Within CAAN, there are several disciplines that claim unrestricted access to the airport area for purposes of cleaning, maintenance, supervision, inspection, and operations, a senior TIA official said.

The provisions of International Civil Aviation Organisation on aviation security at airports require a sound mechanism for controlling access to the airside by unauthorised persons and stipulate establishing identification system for persons and vehicles being granted access. The restricted area pass is one such form of identification for ensuring ICAO compliance.

The ICAO provisions, interestingly, are intended to ensure that the safety of aircraft and its occupants is not compromised by acts of unlawful interference and are not concerned with any contraband per se.

That is the domain of national non-aviation regulations — customs and excise among others. Gold, in any quantity, cannot be said to undermine the safety of flight and is not a contraband item in the gulf countries, else, it would not be allowed on board for transit to countries like Nepal and India at the ports of departure, a senior officer described.

Interestingly, the management of access control at TIA is shared between CAAN and the Nepal police.
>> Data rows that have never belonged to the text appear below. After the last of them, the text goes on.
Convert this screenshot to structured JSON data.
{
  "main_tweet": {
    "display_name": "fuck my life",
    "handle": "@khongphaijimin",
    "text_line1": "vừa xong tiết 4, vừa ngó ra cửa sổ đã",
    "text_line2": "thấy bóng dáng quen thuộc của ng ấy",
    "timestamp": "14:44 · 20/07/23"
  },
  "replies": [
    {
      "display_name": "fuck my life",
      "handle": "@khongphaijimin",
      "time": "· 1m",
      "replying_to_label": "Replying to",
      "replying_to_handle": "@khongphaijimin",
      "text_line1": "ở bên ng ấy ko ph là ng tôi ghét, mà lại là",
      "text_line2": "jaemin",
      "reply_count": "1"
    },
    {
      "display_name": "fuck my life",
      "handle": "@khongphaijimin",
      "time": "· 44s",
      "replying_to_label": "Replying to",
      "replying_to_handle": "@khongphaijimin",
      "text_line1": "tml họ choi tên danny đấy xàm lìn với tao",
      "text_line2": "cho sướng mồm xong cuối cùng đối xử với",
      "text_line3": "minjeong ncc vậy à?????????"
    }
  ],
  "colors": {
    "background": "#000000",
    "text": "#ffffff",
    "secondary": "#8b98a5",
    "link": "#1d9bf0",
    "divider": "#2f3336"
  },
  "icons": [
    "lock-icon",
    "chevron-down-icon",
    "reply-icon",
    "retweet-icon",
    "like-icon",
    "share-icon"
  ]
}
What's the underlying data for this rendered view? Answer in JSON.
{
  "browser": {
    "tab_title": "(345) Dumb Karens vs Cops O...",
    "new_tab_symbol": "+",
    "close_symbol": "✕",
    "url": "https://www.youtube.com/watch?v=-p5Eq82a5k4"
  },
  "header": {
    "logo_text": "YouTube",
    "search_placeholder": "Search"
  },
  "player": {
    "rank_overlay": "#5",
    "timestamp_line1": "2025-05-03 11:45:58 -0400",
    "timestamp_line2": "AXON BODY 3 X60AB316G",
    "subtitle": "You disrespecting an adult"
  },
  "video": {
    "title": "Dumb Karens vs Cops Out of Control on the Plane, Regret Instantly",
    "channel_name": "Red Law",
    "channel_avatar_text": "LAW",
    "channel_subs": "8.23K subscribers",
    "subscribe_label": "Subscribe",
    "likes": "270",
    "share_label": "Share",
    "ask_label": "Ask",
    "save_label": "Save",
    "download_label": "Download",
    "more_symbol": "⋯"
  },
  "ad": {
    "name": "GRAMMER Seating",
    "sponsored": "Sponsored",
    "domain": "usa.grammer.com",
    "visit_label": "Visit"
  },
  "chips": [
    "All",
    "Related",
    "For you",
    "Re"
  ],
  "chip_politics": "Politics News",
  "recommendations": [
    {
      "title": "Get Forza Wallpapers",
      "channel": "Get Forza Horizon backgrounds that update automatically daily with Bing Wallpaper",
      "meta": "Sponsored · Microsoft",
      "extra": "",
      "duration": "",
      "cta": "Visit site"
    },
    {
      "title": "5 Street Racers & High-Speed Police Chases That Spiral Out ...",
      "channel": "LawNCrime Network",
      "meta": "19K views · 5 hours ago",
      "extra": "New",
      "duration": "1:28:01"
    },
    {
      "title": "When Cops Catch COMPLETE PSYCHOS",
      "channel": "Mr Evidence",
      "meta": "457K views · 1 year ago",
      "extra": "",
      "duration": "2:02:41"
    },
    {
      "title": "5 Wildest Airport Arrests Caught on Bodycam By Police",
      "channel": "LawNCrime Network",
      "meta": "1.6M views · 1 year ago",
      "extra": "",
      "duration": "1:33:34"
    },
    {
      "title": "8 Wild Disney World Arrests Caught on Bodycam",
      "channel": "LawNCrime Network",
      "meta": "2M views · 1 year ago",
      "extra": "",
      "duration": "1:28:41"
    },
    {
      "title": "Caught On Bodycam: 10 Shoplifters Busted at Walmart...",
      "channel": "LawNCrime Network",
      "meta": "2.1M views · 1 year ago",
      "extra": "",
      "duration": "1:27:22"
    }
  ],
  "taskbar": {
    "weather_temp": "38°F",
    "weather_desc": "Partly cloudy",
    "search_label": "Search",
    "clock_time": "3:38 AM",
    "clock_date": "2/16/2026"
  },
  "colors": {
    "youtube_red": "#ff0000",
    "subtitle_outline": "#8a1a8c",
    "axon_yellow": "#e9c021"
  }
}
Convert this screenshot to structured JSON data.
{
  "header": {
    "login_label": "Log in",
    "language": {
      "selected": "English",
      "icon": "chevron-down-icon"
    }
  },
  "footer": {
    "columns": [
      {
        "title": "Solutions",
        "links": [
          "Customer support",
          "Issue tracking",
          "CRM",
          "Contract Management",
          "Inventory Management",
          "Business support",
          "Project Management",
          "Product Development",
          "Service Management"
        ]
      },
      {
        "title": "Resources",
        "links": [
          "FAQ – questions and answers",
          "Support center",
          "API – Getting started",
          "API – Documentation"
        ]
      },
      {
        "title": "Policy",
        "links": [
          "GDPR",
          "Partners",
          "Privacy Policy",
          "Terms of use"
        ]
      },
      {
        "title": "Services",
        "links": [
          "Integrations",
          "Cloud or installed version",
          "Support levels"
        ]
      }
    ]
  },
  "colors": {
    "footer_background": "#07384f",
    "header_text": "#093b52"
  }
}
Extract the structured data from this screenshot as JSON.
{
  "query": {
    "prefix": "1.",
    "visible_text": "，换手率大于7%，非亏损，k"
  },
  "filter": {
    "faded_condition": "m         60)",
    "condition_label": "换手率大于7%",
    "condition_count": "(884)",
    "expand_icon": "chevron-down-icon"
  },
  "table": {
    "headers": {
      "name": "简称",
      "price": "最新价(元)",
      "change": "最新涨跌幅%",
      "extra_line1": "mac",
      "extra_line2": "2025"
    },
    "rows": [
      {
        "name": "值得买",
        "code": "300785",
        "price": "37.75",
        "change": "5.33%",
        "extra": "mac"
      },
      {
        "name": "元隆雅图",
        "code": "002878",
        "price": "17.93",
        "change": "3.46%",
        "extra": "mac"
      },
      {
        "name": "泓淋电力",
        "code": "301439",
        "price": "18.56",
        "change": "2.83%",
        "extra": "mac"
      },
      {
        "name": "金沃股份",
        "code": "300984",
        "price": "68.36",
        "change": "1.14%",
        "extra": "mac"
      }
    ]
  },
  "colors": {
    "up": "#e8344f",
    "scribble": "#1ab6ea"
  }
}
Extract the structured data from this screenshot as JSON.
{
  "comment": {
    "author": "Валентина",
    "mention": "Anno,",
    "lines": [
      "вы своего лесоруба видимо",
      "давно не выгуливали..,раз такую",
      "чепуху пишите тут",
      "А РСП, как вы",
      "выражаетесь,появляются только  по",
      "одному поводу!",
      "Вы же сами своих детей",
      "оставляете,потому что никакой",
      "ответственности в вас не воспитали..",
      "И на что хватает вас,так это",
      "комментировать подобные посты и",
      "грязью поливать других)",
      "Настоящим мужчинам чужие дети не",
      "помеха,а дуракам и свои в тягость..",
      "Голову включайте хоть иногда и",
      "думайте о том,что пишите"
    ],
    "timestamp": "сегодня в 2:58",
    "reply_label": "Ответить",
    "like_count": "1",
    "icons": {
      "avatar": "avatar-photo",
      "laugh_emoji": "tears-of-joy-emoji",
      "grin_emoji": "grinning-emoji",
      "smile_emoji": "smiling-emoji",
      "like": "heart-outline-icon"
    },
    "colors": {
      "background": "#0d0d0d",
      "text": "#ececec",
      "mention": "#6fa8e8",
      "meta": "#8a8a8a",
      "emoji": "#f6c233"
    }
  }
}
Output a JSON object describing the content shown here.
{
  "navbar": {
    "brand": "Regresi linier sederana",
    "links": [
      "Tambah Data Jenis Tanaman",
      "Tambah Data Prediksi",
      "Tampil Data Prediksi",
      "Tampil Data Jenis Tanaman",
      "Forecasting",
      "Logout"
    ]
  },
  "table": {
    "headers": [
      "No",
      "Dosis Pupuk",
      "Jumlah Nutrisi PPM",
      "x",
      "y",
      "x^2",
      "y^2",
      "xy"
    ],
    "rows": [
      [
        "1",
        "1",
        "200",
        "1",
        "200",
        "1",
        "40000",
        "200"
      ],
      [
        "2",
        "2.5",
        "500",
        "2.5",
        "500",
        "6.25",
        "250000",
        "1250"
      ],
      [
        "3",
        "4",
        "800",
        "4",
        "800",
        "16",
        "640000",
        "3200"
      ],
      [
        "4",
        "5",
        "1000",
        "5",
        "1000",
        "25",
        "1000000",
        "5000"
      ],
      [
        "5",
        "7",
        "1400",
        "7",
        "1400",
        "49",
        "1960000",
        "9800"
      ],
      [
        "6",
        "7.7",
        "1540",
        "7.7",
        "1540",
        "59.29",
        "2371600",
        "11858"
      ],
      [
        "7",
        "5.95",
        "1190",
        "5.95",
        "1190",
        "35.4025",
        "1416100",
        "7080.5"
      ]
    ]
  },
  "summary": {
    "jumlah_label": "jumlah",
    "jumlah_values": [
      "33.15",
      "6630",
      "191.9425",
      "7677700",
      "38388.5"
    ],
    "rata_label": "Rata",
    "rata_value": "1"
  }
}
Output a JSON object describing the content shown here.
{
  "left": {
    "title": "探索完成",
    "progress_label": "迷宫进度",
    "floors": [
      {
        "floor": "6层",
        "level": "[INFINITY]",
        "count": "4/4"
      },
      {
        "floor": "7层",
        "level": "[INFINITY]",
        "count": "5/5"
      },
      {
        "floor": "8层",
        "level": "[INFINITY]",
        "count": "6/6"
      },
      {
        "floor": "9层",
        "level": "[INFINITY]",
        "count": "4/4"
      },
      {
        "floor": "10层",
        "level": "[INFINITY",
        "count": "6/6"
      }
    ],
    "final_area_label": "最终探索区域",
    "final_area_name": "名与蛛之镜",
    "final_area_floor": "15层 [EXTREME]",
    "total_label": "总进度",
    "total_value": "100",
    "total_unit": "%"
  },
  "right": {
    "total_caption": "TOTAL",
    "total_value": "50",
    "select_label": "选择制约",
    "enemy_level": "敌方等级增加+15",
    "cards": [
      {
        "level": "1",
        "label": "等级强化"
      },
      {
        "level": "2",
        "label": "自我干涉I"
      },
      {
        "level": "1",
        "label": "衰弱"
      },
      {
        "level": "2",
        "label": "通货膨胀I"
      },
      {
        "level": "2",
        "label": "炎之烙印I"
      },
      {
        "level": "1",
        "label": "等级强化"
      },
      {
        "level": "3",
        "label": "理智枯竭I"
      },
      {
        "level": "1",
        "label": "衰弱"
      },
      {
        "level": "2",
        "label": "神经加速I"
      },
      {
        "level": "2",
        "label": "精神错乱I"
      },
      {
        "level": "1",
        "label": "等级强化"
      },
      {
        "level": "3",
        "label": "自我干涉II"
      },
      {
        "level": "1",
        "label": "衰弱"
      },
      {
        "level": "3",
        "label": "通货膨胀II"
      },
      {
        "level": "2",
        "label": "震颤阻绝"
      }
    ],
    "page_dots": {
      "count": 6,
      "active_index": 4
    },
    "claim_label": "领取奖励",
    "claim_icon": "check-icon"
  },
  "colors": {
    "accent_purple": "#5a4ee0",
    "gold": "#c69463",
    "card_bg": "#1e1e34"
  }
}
While the CAAN is engaged in issuing access control passes, Nepal police is involved in frisking and verifying the identity of pass holders at some checkpoints, whereas at others, the task is delegated to CAAN-maintained electronic access gates, a senior police officer admitted.

“Clearly, in this arrangement of overlapping jurisdiction, it would be difficult to enforce ultimate accountability for any untoward happening,” a senior manager said, adding that aviation security, a highly specialised task, is better left to a single professional agency else the reputation of the whole nation will remain at stake.

CAAN considers the TIA its home turf and consequently, historically, almost all CAAN officials have had access to all-area passes for mere reasons of prestige and not the official ‘need-to-go’ basis. Else, ‘why would an air traffic controller need to frequent the airside?’ an airline station manager reacted.

According to him, several active duty personnel — police, airlines — in their moments of weakness have fallen for greed, as recent events have shown, and yet, shockingly, even retired director generals and former CAAN board members are allowed to brandish all-area passes thanks to a policy decision by a former visionary DG.

It appears that for such retirees, who are no longer bound by any moral or regulatory obligations, CAAN has taken their morality and ethics for granted for perpetuity. “No succeeding CAAN chief executive has bothered to change the decision for fear of antagonising his brethren as well as securing himself a place in the hall of prestige,” a CAAN director shared.

While CAAN relishes procuring X-ray baggage inspection system for different airports mindlessly, the recent episode where a hand-baggage XBIS lay unused for nearly two years at Nepalgunj before being partially utilised this week, shows that the priorities are different for foreign junkets and commission accompanying equipment procurement, the director explained.